In minutes, the entire Tower was in a frenzy. Egwene, forgotten, stood at the side of a hallway with a cluster of bleary-eyed novices as sisters argued with one another in tense voices, trying to determine what to do. It appeared that two sections of the Tower had been swapped, and the slumbering Brown sisters had been moved from their sections on the upper levels down into the wing. The novices’ rooms—intact—had been placed where the section of Brown sisters had been. Nobody remembered any motion or vibration when the swap happened, and the transfer appeared seamless. A line of floor tiles had been split right down the middle, then melded with tiles from the section that had shifted.
It’s getting worse and worse, Egwene thought as the Brown sisters decided—for now—that they would have to accept the switch. They couldn’t very well move sisters into rooms the size that novices used.
That would leave the Browns divided, half in the wing, half in their old location—with a clump of novices in the middle of them.
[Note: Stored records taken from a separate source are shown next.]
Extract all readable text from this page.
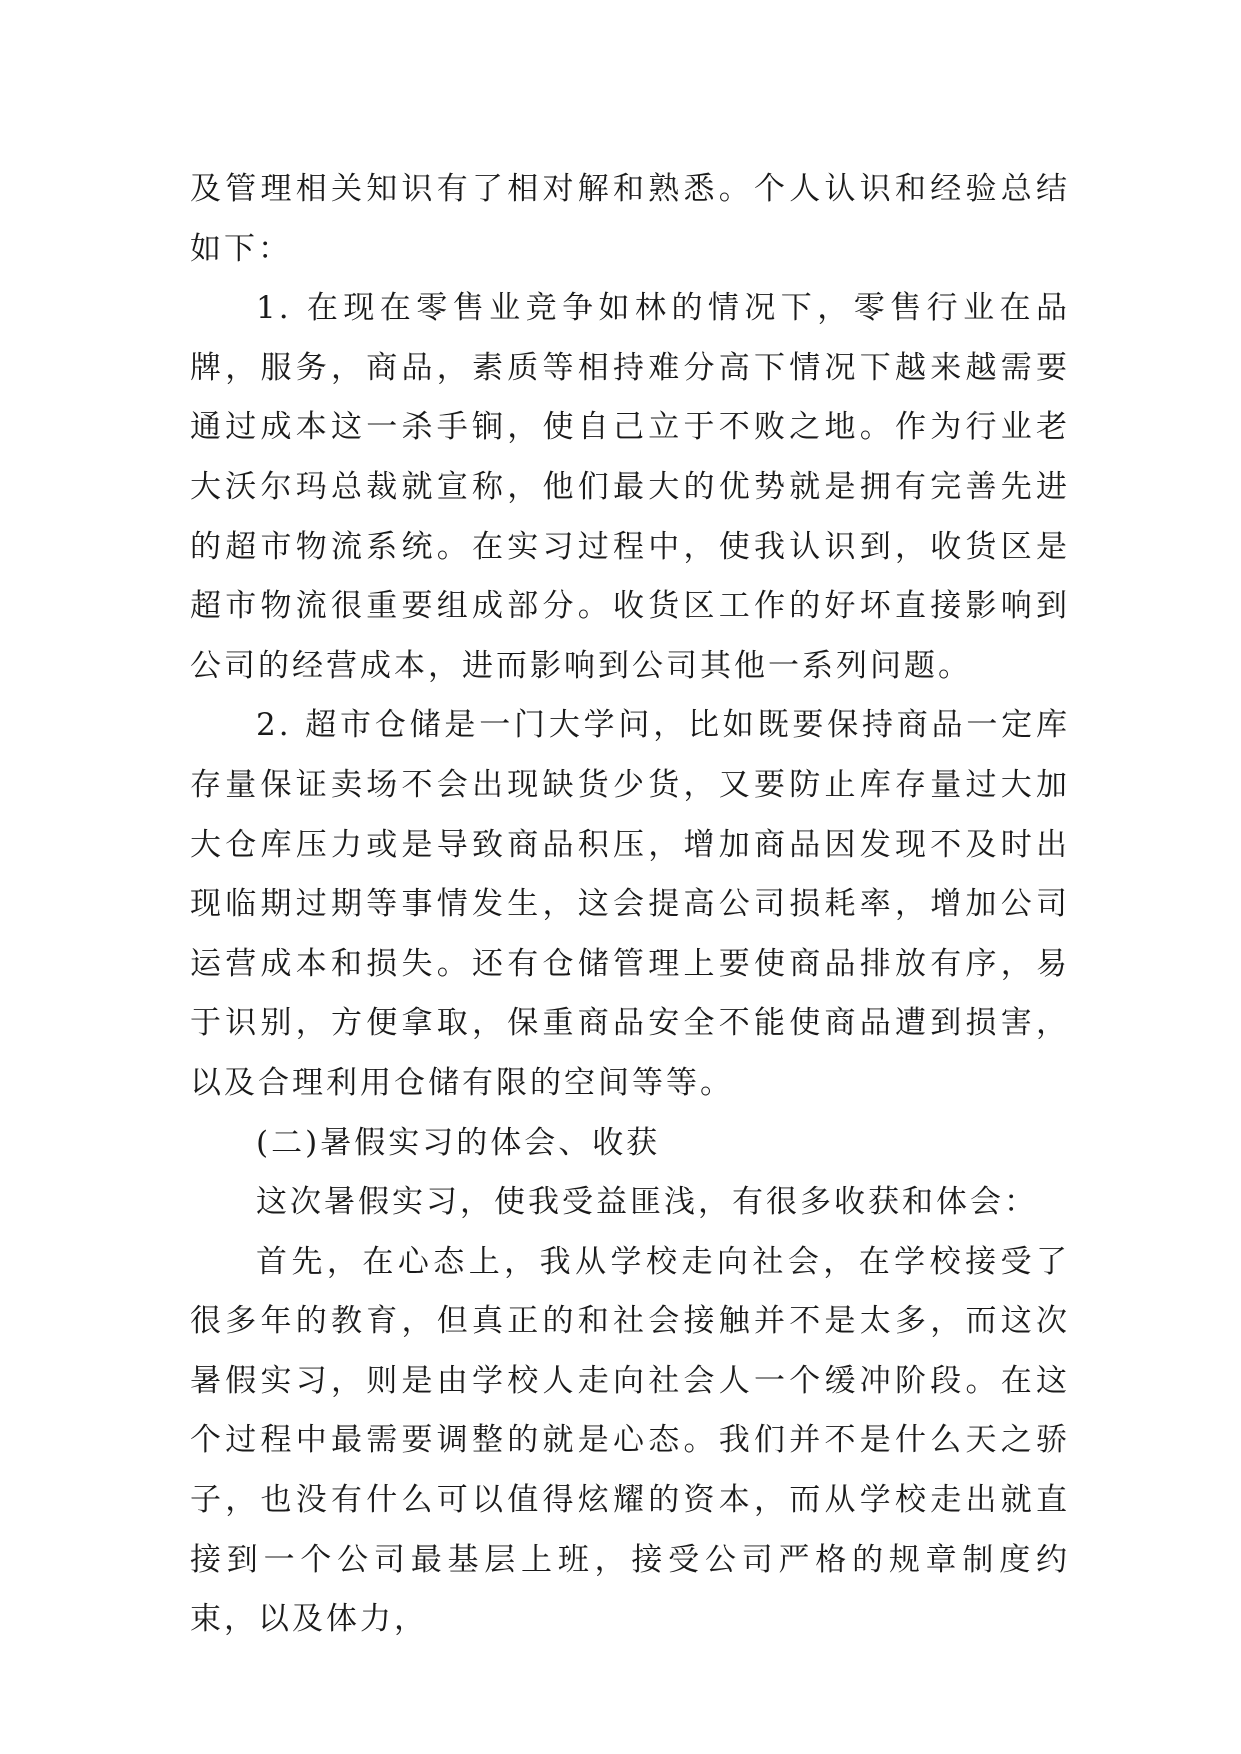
及管理相关知识有了相对解和熟悉。个人认识和经验总结如下：

1. 在现在零售业竞争如林的情况下，零售行业在品牌，服务，商品，素质等相持难分高下情况下越来越需要通过成本这一杀手锏，使自己立于不败之地。作为行业老大沃尔玛总裁就宣称，他们最大的优势就是拥有完善先进的超市物流系统。在实习过程中，使我认识到，收货区是超市物流很重要组成部分。收货区工作的好坏直接影响到公司的经营成本，进而影响到公司其他一系列问题。

2. 超市仓储是一门大学问，比如既要保持商品一定库存量保证卖场不会出现缺货少货，又要防止库存量过大加大仓库压力或是导致商品积压，增加商品因发现不及时出现临期过期等事情发生，这会提高公司损耗率，增加公司运营成本和损失。还有仓储管理上要使商品排放有序，易于识别，方便拿取，保重商品安全不能使商品遭到损害，以及合理利用仓储有限的空间等等。

(二)暑假实习的体会、收获

这次暑假实习，使我受益匪浅，有很多收获和体会：

首先，在心态上，我从学校走向社会，在学校接受了很多年的教育，但真正的和社会接触并不是太多，而这次暑假实习，则是由学校人走向社会人一个缓冲阶段。在这个过程中最需要调整的就是心态。我们并不是什么天之骄子，也没有什么可以值得炫耀的资本，而从学校走出就直接到一个公司最基层上班，接受公司严格的规章制度约束，以及体力，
A division aptly representative of the less-visible divisions the Ajahs were suffering.
Eventually, exhausted, Egwene and the others were sent off to sleep—though now she had to trudge up many flights of stairs before reaching her bed.
CHAPTER 7
The Plan for Arad Doman
“A storm is coming,” Nynaeve said, looking out the window of the manor.
“Yes,” replied Daigian from her chair by the hearth without bothering to glance at the window. “I think you might be right, dear. I swear, it seems as if it has been overcast for weeks!”
“It has been a single week,” Nynaeve said, holding her long, dark braid in one hand. She glanced at the other woman. “I haven’t seen a patch of clear sky in over ten days.”